À Fresnes, selon Cédric Boyer, il y a actuellement "huit cas avérés de Covid-19 parmi le personnel - deux infirmières, trois membres de la direction, une membre de la DRH et deux surveillants". "Beaucoup de surveillants ont été placés en quatorzaine", ajoute-t-il.

Membre actif du Codium (le Collectif pour la défense des intérêts des Ultramarins de métropole), Cédric Boyer précise que dans son établissement pénitentiaire, plus de la moitié des surveillants sont originaires des Outre-mer, principalement de la Guadeloupe, la Martinique, La Réunion, la Guyane et Mayotte.
 

Tension palpable

Avec l’épidémie de coronavirus, les surveillants doivent gérer une tension palpable. La ministère de la Justice a décidé de suspendre l’accès aux parloirs, une décision très mal vécue par les détenus. À Fleury-Mérogis, l’immense centre pénitentiaire du sud de l’Essonne qui compte environ 3 500 détenus, l'inquiètude est réelle.

Didier Kandassamy, surveillant guadeloupéen, et secrétaire local de FO pénitentiaire, raconte que "dimanche dernier, des détenus ont refusé de réintégrer leurs cellules après la promenade. Ils voulaient leur ravitaillement en drogue, des masques, du gel pour se protéger du virus".
 
Didier Kandassamy

"Beaucoup de détenus sont dépendants aux drogues et ces stupéfiants passent essentiellement par les parloirs (...) Nous on se prépare au pire", déclare Didier Kandassamy. "Il y a déjà eu des appels à l’insurrection et des saccages ces derniers jours dans les prisons de Grâce, Uzerche et Maubeuge.

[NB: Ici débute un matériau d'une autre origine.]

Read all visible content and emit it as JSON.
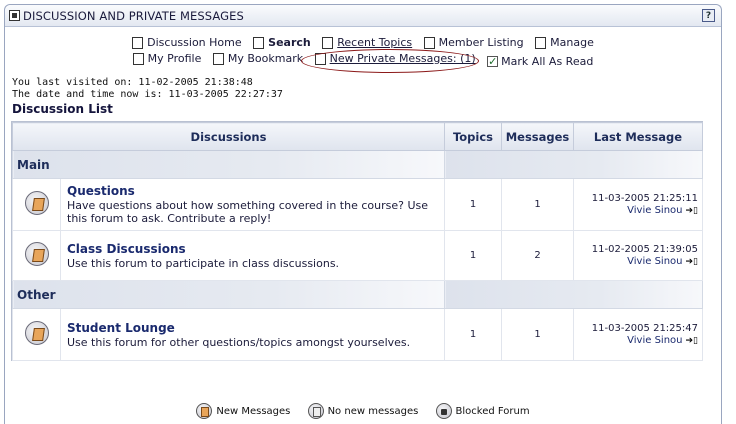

Il faut absolument un message de fermeté", estime le surveillant guadeloupéen.
 

"Double confinement"

Selon François Bes de l’Observatoire international des prisons (OIP), "depuis la semaine dernière, il y a une trentaine de prisons dans lesquelles les détenus ont refusé de réintégrer leurs cellules après la promenade. Ce sont des incidents révélateurs d'un malaise. Ils vivent très mal la suspension des parloirs, le manque d’activité, le manque de contacts avec leurs proches et le manque d’information. Ils sont dans un double confinement".

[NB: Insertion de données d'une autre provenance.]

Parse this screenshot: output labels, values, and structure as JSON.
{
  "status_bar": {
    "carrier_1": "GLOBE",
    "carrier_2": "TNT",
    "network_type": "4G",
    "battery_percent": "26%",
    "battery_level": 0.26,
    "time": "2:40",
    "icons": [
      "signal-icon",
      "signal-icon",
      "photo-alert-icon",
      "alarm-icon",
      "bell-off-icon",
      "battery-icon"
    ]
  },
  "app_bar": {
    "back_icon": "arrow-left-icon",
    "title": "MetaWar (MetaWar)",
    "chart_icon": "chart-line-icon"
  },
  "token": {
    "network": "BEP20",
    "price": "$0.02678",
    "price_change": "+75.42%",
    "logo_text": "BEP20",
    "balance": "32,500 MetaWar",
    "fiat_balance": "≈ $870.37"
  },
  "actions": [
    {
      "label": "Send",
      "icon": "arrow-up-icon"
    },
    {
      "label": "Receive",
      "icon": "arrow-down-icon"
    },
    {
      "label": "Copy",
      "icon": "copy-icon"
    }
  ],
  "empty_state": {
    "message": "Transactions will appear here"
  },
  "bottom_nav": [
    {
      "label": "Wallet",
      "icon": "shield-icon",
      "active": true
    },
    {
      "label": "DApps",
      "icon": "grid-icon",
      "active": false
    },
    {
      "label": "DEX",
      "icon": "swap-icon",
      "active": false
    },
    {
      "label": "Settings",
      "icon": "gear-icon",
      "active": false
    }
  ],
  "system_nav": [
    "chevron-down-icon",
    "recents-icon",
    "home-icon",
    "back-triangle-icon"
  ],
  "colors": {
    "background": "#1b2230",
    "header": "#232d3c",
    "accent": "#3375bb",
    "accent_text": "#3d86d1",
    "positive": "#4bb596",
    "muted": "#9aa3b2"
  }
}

"Des mesures ont été prises par le ministère de la Justice applicables depuis le 19 mars à Fleury-Mérogis, note toutefois Didier Kandassamy. Il s'agit de la gratuité de la télévision et un forfait téléphonique exceptionnel". "Aujourd'hui les détenus ont pour seules activités, la promenade, la douche et le sport dans la limite de 20 personnes. Le travail en atelier a été supprimé", témoigne Cédric Boyer. 
 

Des masques et du dépistage

Les prisons de toute la France disposent désormais de zones de confinement pour les détenus suspectés d'être infectés par le coronavirus. "Les détenus vulnérables ont été recensés", précise Didier Kandassamy.

Dans ces ailes spécifiques, les surveillants portent des masques, "mais seulement là", déplore Cédric Boyer. "Le virus circule à l'intérieur de l'établissement", ajoute Didier Kandassamy. Les deux syndicalistes demandent donc, avant tout, des masques et du dépistage pour les personnels pénitentiaires. "L'urgence, c'est de donner des moyens au personnel", insiste Cédric Boyer. 

"Nos familles d'Outre-mer nous appelent beaucoup. Ils sont inquiets pour nous", ajoute Didier Kandassamy.  Selon l'administration pénitentiaire, parmi les 42 000 suveillants, "50 ont été testés positifs, 793 sont en quarantaine pour 14 jours et 78 sont déjà sortis de quatorzaine".
 

Libérations

Pour lutter contre la propagation du virus dans les prisons, le ministère de la Justice a procédé à la libération de 1 600 détenus. Ces libérations qui devraient se poursuivre ne concerneront "pas les terroristes, les auteurs de violence intra-familiale", a précisé sur France Inter la ministre de la Justice, Nicole Belloubet. "Ca va servir de soupape pendant un moment", relativise Didier Kandassamy. 

Selon François Bes de l'OIP, "si l’on veut qu’il y ait un détenu par cellule et donc éviter la propagation du coronavirus, il faudrait en libérer 12 000". Les prisons françaises souffrent d'une surpopulation chronique, comptent plus de 70 000 détenus pour quelque 61 000 places opérationnelles.